Americas

Brian Bress
Blindseye Arranger (Max)

Blindseye Arranger (Max) (2013) features a greyscale arrangement of rudimentary shapes layered atop one another like a dense cluster of wood block prints, the juxtaposition of sharp lines and acute angles creating an abstracted field of rectangular and triangulated forms composed as if in a cubist landscape. As the video progresses, however, a disembodied hand begins to move these forms, animating a pictorial frame that was previously still. The hand – ostensibly the “arranger” of the works title – functions as a metonym of the artist’s hand, quite literally bringing a motionless work to life. The hand in Blindseye Arranger, though, also signals a shift towards the performative, functioning as a reminder that all works of art are created by a maker’s “hand” and, in such, are never fully separate from the context in which they are made. Bress’s gesture towards interdisciplinarity in his work, by extension, signals an important moment in which questions of medium-specificity give way to more trenchant inquiries into notions of authorship and creative process.

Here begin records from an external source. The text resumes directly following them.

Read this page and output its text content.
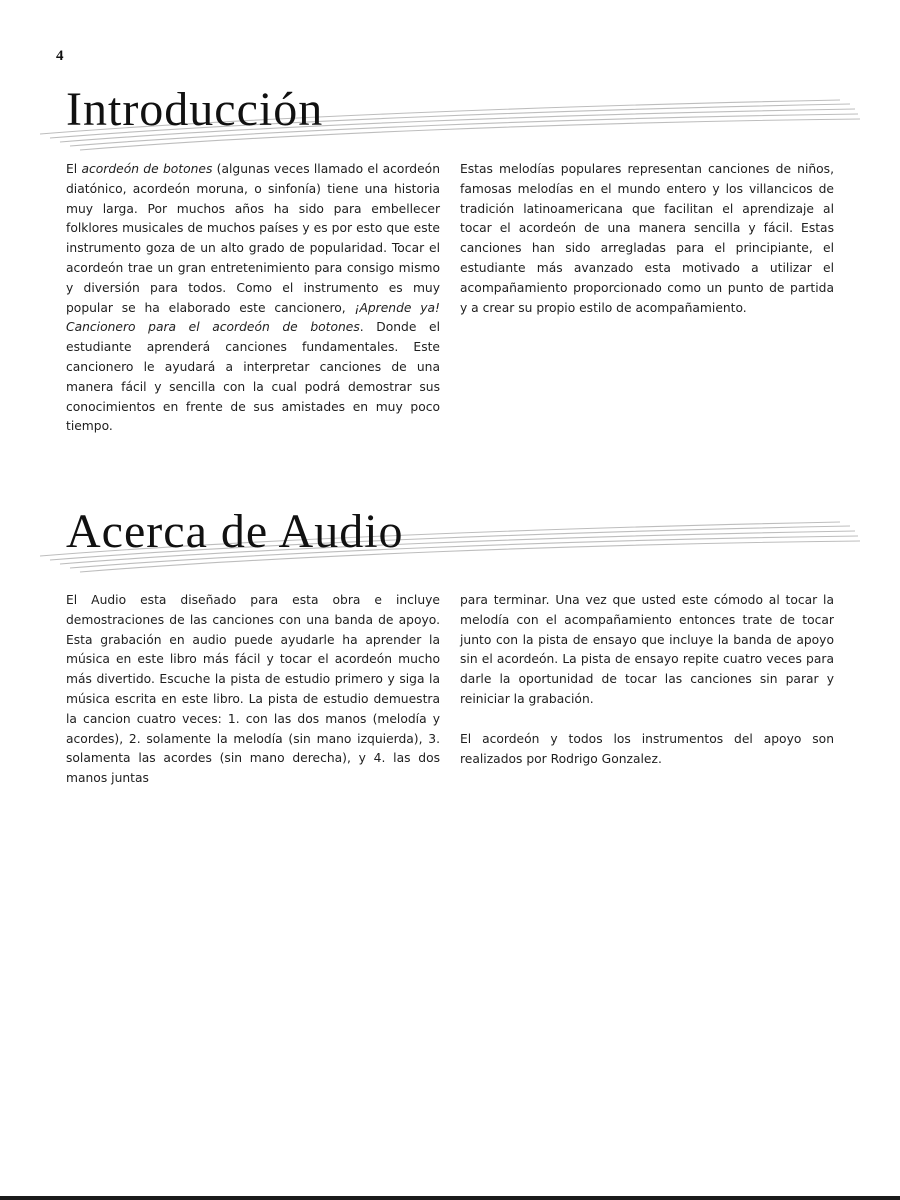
4
Introducción

El acordeón de botones (algunas veces llamado el acordeón diatónico, acordeón moruna, o sinfonía) tiene una historia muy larga. Por muchos años ha sido para embellecer folklores musicales de muchos países y es por esto que este instrumento goza de un alto grado de popularidad. Tocar el acordeón trae un gran entretenimiento para consigo mismo y diversión para todos. Como el instrumento es muy popular se ha elaborado este cancionero, ¡Aprende ya! Cancionero para el acordeón de botones. Donde el estudiante aprenderá canciones fundamentales. Este cancionero le ayudará a interpretar canciones de una manera fácil y sencilla con la cual podrá demostrar sus conocimientos en frente de sus amistades en muy poco tiempo.

Estas melodías populares representan canciones de niños, famosas melodías en el mundo entero y los villancicos de tradición latinoamericana que facilitan el aprendizaje al tocar el acordeón de una manera sencilla y fácil. Estas canciones han sido arregladas para el principiante, el estudiante más avanzado esta motivado a utilizar el acompañamiento proporcionado como un punto de partida y a crear su propio estilo de acompañamiento.

Acerca de Audio

El Audio esta diseñado para esta obra e incluye demostraciones de las canciones con una banda de apoyo. Esta grabación en audio puede ayudarle ha aprender la música en este libro más fácil y tocar el acordeón mucho más divertido. Escuche la pista de estudio primero y siga la música escrita en este libro. La pista de estudio demuestra la cancion cuatro veces: 1. con las dos manos (melodía y acordes), 2. solamente la melodía (sin mano izquierda), 3. solamenta las acordes (sin mano derecha), y 4. las dos manos juntas

para terminar. Una vez que usted este cómodo al tocar la melodía con el acompañamiento entonces trate de tocar junto con la pista de ensayo que incluye la banda de apoyo sin el acordeón. La pista de ensayo repite cuatro veces para darle la oportunidad de tocar las canciones sin parar y reiniciar la grabación.

El acordeón y todos los instrumentos del apoyo son realizados por Rodrigo Gonzalez.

Although originally trained in filmmaking and animation, Brian Bress explores the influence of pictorial traditions on contemporary media-based practices. His single-shot videos utilize painterly effects such as geometric abstraction to create visual compositions that blur presumed boundaries between contemporary media-based work and more traditional disciplines such as sculpture and painting. His work is deliberately processed-based and his videos, by extension, explore how visual motifs “evolve” over time through as a viewer engages with a given object or image. Animated figures and actors – such as disembodied hands – disrupt these seemingly still frames, repositioning these works in the context of film while also suggesting the presence of the artist’s hand. Bress’s videos may seem overtly indebted to creative lineages, and his images frequently border on the surreal. But in gesturing towards past works, his videos signal the emergence of creative practices enabled through technological advancements while also offering a meditation on a durational aesthetics privileged in media-based work.